Mark Barnes

Personal information
- Full name: Mark Barnes
- Born: 20 September 1968 (age 57) Westmead, New South Wales, Australia

Playing information
Club
| Years | Team | Pld | T | G | FG | P |
| 1987–91 | Parramatta Eels | 44 | 2 | 0 | 0 | 8 |
| 1993–94 | Eastern Suburbs | 12 | 3 | 0 | 0 | 12 |
|  | Total | 56 | 5 | 0 | 0 | 20 |
- Source:

= Mark Barnes (rugby league) =

Australian rugby league footballer

Mark Barnes (born 20 September 1968) is a Rugby league coach and former professional rugby league footballer from Australia.

==Playing career==
Barnes played professional Rugby league in Sydney for both the Parramatta Eels and the Eastern Suburbs Roosters over a seven-year period from 1987-94.

==Post playing==
He then left to study at the Australian College of Physical Education at Homebush Bay, Sydney, graduating as a PE teacher.

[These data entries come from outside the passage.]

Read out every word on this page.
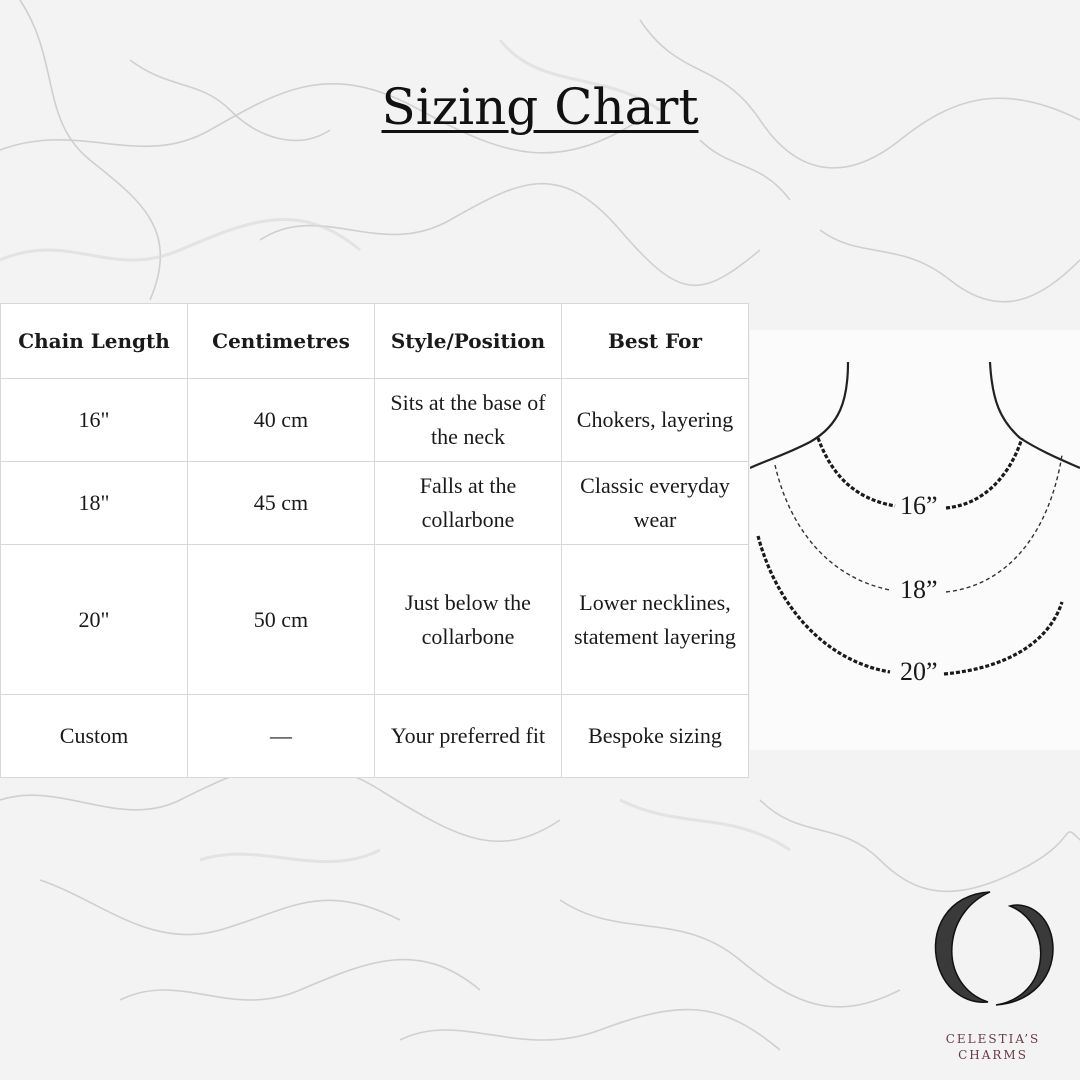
Sizing Chart
Chain Length	Centimetres	Style/Position	Best For
16"	40 cm	Sits at the base of the neck	Chokers, layering
18"	45 cm	Falls at the collarbone	Classic everyday wear
20"	50 cm	Just below the collarbone	Lower necklines, statement layering
Custom	—	Your preferred fit	Bespoke sizing
16”
18”
20”
CELESTIA’S
CHARMS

He spent the next five years teaching and travelling, as well as both coaching and playing rugby league. He went on to join the London Broncos as a community sports coach with the specific role of looking to increase the numbers of children playing rugby league in schools in the area immediate to Griffin Park.

Barnes became a member of the coaching staff at Harlequins RL in December 2004, before linking up with Justin Morgan (his old Parramatta teammate) at Hull Kingston Rovers for the 2007 SL season in the role of Assistant Coach.